Writing nearly fifty years ago, Weizenbaum recognized a risk that feels remarkably similar to the bizarre pass that the Elon Musk techno-spiritual self-enrichment carnival has brought us to. Between the structure of the computer and the fundamental aspects of the human mind, there has always been the potential for the cognitive-spiritual confusion in which we now find ourselves. In a particularly lyrical passage toward the end of “Computer Power,” Weizenbaum gropes for the language to describe the scenario our relationship with science and spirituality now seem to be running into:
“It also used to be said that religion was the opiate of the people. I suppose that saying meant that the people were drugged with visions of the good life that would surely be theirs if they but patiently endured the earthly hell their masters made for them. On the other hand, it may be that religion was not addictive at all. Had it been, perhaps God would not have died and the new rationality would not have won out over grace. But instrumental reason, triumphant technique, and unbridled science are addictive. They create a concrete reality, a self-fulfilling nightmare. The optimistic technologists may yet be right: perhaps we have reached the point of no return. But why is the crew that has taken us this far cheering?
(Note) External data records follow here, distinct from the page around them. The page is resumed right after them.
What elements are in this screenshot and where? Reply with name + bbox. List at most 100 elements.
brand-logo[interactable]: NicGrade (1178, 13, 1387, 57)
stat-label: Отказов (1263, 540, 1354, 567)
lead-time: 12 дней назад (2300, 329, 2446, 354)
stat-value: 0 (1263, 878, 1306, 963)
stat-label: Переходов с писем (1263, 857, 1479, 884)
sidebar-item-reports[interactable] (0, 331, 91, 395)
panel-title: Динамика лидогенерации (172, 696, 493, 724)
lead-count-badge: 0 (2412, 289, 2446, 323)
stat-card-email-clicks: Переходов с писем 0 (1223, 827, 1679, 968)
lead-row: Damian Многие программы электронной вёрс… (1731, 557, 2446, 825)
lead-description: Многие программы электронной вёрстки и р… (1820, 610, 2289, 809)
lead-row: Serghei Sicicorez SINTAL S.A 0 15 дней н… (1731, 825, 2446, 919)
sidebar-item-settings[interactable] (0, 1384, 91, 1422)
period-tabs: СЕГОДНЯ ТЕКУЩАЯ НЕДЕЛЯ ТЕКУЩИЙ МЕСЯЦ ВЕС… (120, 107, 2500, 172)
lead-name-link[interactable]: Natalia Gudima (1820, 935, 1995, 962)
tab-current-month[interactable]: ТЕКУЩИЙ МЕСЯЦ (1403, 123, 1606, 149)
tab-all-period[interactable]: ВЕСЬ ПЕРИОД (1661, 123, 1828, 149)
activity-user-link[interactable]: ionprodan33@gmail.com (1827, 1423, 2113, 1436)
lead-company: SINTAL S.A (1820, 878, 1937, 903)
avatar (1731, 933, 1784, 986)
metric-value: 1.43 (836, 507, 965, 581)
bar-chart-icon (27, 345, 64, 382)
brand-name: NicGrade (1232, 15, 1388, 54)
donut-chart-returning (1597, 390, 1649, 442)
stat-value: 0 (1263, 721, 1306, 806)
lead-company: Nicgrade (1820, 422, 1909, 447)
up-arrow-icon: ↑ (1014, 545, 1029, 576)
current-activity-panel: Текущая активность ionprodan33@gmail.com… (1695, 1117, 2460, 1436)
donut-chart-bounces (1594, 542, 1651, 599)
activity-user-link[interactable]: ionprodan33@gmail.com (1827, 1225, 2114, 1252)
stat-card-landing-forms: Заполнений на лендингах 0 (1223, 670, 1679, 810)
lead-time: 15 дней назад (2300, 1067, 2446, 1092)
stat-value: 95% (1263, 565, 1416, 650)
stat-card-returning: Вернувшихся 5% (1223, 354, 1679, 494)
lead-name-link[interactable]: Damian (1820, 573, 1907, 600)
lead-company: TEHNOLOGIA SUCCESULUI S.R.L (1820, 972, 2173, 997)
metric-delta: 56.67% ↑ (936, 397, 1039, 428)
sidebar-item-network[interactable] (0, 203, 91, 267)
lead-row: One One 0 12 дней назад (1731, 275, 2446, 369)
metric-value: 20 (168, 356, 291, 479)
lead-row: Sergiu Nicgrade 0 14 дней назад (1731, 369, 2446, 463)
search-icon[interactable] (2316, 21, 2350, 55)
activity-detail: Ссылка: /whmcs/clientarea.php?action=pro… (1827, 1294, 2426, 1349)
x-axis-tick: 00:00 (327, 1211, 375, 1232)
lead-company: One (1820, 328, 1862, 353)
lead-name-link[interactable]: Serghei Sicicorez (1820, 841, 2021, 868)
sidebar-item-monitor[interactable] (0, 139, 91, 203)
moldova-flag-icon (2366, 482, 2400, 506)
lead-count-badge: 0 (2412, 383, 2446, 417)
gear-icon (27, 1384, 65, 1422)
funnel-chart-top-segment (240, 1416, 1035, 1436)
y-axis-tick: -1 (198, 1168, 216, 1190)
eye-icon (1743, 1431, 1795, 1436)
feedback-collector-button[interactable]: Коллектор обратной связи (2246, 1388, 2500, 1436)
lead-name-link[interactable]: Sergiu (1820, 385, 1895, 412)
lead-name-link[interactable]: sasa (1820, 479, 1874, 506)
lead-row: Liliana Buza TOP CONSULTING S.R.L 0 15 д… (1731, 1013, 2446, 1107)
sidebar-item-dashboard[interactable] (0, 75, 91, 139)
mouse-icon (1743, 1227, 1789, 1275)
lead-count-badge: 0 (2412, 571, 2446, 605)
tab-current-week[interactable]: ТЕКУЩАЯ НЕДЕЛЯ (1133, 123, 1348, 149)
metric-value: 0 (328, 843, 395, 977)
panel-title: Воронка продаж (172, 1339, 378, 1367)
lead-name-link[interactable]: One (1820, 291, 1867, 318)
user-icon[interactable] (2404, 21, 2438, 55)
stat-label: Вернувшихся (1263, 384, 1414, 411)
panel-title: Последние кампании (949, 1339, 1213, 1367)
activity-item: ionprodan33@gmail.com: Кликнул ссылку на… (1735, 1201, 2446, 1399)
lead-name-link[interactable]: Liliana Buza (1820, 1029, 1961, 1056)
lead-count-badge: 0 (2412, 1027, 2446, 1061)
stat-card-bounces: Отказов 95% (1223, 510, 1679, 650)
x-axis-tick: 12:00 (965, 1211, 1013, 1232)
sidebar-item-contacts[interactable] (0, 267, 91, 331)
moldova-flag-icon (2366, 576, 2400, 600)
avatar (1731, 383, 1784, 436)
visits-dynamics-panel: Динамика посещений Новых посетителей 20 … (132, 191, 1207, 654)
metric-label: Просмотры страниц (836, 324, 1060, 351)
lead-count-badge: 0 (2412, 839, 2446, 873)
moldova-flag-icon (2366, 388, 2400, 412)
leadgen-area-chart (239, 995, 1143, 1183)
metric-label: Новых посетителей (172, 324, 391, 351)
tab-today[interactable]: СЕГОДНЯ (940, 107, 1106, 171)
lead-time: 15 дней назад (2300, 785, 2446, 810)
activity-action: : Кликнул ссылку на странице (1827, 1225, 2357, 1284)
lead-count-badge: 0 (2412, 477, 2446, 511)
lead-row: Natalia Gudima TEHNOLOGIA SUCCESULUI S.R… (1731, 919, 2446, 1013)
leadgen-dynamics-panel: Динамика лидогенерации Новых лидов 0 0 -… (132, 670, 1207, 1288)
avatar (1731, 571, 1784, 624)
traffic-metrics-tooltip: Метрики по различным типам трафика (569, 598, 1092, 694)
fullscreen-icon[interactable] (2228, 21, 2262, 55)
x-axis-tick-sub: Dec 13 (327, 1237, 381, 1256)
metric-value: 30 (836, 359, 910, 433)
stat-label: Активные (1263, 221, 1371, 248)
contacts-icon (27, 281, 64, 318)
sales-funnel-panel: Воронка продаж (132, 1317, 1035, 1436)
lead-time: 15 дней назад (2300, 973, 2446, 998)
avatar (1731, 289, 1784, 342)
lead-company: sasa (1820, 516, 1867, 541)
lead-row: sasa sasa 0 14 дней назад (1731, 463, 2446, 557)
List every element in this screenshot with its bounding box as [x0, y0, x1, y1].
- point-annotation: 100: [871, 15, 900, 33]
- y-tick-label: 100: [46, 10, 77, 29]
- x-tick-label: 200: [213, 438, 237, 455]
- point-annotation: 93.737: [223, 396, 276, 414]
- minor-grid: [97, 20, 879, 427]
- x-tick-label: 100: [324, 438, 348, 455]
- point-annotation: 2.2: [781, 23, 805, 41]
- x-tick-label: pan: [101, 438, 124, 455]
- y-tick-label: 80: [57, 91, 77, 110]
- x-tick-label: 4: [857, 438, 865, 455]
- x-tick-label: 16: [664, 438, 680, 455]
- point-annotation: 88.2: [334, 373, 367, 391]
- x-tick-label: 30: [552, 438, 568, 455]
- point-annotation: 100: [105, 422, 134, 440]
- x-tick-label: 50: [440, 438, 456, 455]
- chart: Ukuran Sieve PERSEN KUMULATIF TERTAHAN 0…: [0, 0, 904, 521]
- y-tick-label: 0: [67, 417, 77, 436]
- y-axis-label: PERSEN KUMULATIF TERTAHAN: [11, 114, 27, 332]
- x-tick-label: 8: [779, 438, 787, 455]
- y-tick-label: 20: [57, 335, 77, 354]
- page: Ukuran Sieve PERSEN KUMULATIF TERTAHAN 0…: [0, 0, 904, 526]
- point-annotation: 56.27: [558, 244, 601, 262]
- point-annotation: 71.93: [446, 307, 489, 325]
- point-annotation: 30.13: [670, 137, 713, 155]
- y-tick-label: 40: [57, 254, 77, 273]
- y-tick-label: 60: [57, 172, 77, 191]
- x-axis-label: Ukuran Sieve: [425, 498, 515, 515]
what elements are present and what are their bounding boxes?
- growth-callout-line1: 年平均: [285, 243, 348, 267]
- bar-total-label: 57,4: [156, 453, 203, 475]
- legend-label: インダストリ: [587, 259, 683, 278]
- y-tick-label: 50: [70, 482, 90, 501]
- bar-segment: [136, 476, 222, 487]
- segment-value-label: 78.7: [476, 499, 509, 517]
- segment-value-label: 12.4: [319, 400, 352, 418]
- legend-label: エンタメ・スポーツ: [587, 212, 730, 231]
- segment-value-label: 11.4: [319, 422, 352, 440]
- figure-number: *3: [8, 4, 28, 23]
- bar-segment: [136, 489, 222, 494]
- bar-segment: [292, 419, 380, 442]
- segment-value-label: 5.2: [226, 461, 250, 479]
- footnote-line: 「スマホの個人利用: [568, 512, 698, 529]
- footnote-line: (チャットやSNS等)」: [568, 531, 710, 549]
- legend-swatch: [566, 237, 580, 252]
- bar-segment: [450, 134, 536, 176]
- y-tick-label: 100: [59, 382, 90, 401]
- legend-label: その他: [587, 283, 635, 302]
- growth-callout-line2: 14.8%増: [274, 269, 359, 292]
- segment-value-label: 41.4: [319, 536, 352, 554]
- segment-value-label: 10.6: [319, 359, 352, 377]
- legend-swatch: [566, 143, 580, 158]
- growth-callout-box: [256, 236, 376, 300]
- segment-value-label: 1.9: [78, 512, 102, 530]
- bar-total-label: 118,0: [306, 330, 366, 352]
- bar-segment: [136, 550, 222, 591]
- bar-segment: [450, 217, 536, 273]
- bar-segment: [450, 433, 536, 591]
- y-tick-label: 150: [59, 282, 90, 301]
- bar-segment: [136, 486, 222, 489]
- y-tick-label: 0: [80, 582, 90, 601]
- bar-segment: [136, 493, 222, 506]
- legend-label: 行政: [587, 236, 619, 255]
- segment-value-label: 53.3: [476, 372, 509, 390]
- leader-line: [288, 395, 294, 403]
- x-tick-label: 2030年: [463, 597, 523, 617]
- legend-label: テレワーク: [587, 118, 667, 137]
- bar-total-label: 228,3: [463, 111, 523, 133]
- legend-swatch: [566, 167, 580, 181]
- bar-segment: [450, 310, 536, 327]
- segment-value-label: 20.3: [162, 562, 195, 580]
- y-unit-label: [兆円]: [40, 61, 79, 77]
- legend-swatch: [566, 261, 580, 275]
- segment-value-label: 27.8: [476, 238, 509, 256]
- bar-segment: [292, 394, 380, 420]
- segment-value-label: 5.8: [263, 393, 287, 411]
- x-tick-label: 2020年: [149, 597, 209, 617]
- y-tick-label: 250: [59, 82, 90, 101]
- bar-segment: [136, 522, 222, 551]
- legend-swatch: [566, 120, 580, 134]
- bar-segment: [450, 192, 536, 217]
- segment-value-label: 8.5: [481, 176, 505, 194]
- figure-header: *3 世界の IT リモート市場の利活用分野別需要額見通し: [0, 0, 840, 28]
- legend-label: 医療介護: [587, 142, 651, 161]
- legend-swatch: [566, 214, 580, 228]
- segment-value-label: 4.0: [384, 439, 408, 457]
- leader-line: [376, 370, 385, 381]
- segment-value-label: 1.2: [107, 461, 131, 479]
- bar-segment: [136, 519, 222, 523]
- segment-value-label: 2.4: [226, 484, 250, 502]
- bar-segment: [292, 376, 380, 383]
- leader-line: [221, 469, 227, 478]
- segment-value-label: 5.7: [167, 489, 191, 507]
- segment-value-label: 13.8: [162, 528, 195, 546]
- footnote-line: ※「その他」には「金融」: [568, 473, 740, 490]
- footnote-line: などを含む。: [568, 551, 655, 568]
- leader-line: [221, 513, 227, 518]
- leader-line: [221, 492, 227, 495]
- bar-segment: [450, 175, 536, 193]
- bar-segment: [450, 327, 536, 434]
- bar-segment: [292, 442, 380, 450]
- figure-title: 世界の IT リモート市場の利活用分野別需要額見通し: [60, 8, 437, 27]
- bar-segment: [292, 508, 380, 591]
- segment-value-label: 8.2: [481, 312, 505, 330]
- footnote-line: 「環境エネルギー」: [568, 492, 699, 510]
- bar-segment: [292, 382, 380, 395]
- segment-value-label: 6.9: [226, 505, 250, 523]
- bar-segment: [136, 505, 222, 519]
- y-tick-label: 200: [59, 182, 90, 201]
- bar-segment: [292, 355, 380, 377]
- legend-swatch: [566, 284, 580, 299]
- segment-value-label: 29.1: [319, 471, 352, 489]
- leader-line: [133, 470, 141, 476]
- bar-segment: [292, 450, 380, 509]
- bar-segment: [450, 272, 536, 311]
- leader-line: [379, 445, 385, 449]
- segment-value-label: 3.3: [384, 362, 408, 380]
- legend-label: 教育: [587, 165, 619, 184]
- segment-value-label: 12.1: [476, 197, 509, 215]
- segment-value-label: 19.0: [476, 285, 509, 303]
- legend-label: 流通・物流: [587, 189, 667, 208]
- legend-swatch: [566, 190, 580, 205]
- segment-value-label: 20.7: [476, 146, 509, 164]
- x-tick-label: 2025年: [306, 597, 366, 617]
Why do the passengers not look up from their games? Finally, now that we and no longer God are playing dice with the universe, how do we keep from coming up craps?”
Joseph Weizenbaum, Computer Power and Human Reason: From Judgement to Calculation (1976)
At the point that we can no longer distinguish between reason and religion, between sincere belief and cynical fundraising pitch, between humanity and inhumanity, it feels like we’ve reached the point that Weizenbaum was warning about. Either Elon Musk delivers, creates a new God and ushers in the end times, or we have to figure out new ways of relating with technology, spirituality, and our basic humanity. In the space between those outcomes, it just feels like we’ve crapped out.